The command find file*foo*txt doesn't really use find.
It's your shell who expands file*foo*txt before find even runs. Then find gets possibly many arguments as its starting points; and no tests, no actions. The default action of -print is assumed.
This is like printf '%s\n' file*foo*txt. Both printf and your find only print what the shell supplies; except if there is no match. Or except if the shell returns a directory name (possibly among other names); in such case printf will just print it, while find will print it plus paths to every file in the directory, recursively.
Your task can be done with find (not the shell) actually performing some matching. Use several -name tests. The default behavior is to join tests with -a (logical AND). This fits cases where you want the filename to match several patterns at once.

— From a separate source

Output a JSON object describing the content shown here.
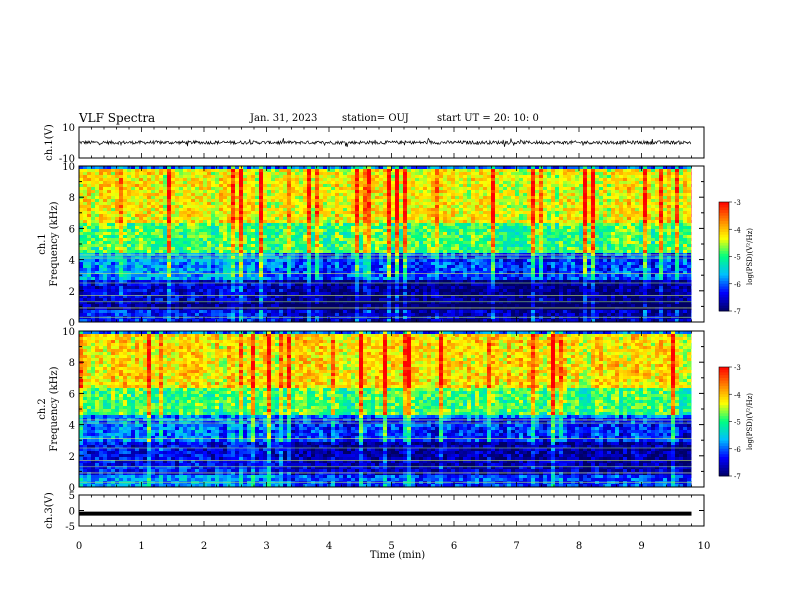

find . -type f -name 'file.*' -name '*.txt' -name '*.foo.*' -name '*.bar.*'
Notes:
- These patterns are not regular expressions.
* here is a wildcard but . is literal. I used . because you wrote "file.foo.bar.txt or file.bar.foo.txt".
find is recursive. Use -maxdepth 1 or (if your find doesn't support it) read this: Limit POSIX find to specific depth.
- Note the patterns are quoted. This is to protect them from being expanded by the shell (compare this question).
If you want literally file.foo.bar.txt or file.bar.foo.txt then use -o (logical OR):
find . -type f \( -name file.foo.bar.txt -o -name file.bar.foo.txt \)
Note you often need parentheses with -o. Without them -type f -name … -o -name … would not do what we want.
And there is -regex. It's a match on the whole path and there are several flavors.